Il femminicidio non fa più notizia, eppure continua a registrare vittime

Lidia abita in Sicilia, ha 46 anni, parla tre lingue ed è un interprete per sordomuti: ha due figli gemelli di 2 anni e 3 mesi e un mutuo da pagare. E’ sopravvissuta a un tentato omicidio e per l’occasione ha deciso di denunciare suo marito e tutte le violenze subite: dopo essersi rivolta alle autorità ha caricato una serie di foto su Facebook a testimonianza dei lividi, i graffi e il sangue che porta ancora addosso. Ha guadagnato ben 40 mila condivisioni. Eppure oggi si sente sola e pensa che il suo stesso coraggio l’abbia penalizzata. E’ al centro di un processo in corso ai danni del marito e non ha un lavoro, nonostante lo cerchi – “forse temono che io sia una piantagrane”, ha dichiarato in una recente intervista – e se continua così le toglieranno la casa. 

Una notte Lidia è lì che dorme accanto al marito, o meglio è stesa in una perenne dormiveglia: lui si alza, dice che ha bisogno di andare in bagno, ma una volta fuori dalla stanza tira dritto verso la cucina. Torna con una bistecchiera in ghisa. Un colpo. Due. Tre. Non contento, afferra una forbice e continua nel suo delirio. 

L’80 per cento delle violenze avviene tra le mura domestiche: in Italia, 1 donna su 3 ne è vittima. Nella maggior parte dei casi l’aggressore, se non l’assassino, è una persona molto vicina alla vittima. E’ un tipo di violenza trasversale, che coinvolge ogni strato della società: nelle famiglie più povere spesso l’aguzzino fa leva sulla mancata indipendenza economica della preda. Nessuno uomo lo voleva davvero, ma poi proprio non è riuscito a fermarsi;  troppe donne si nascondono dietro la scusa di un cambiamento che non avviene mai: “E’ pur sempre il padre dei miei figli”, dichiarano malconce. E allora ecco che la cronaca ci regala casi come quello di Noemi Durini, uccisa lo scorso 3 settembre a 16 anni dal fidanzato 17enne, o di Nicolina Pacini, vittima a 15 anni, dell’ex compagno della madre.  
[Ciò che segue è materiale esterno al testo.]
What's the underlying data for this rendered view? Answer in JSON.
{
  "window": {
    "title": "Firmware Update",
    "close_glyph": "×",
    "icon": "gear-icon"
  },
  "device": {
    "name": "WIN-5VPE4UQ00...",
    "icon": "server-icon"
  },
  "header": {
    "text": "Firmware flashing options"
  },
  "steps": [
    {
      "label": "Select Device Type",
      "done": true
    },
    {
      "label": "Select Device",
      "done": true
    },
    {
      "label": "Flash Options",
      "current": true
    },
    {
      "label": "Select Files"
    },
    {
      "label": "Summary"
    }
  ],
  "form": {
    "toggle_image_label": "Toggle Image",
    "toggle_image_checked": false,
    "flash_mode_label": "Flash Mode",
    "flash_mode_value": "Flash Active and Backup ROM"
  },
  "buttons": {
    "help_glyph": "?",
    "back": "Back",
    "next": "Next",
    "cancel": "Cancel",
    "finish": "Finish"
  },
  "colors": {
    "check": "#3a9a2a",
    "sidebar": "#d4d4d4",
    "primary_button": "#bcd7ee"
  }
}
Quasi 7 milioni di donne in Italia hanno subito una forma di abuso. Nel 2016 sono stati registrati 120 femminicidi, nel 2017 c’è stata una morte ogni tre giorni: negli ultimi 10 anni sono state registrate 1740 vittime e di queste 1251 (71,9 per cento) vivevano con il proprio assassino. Sono tre milioni e 466 mila le persone che hanno vissuto sulla propria pelle il reato di stalking: due milioni e 151 mila erano perseguitate dall’ex compagno e in generale il 78 per cento di loro non ha denunciato. 

La polizia di Stato ha messo a disposizione il Protocollo Eva, in onore della prima donna citata nella Bibbia o più semplicemente anagramma di “Esame Violenze Agite”: è un sistema di informazione che registra tracce di ogni caso di violenza, avvalendosi di una processing card. I poliziotti che intervengono annotano di volta in volta vari indizi che possono condurre, o meno, a mettere fine a una violenza. Messo a punto nel 2014, previa una modifica del codice penale nel 2013, questo sistema è stato esteso a tutto il Paese nel 2017: lo scorso anno ha reso possibile 4300 interventi che in 92 casi si sono conclusi con degli arresti.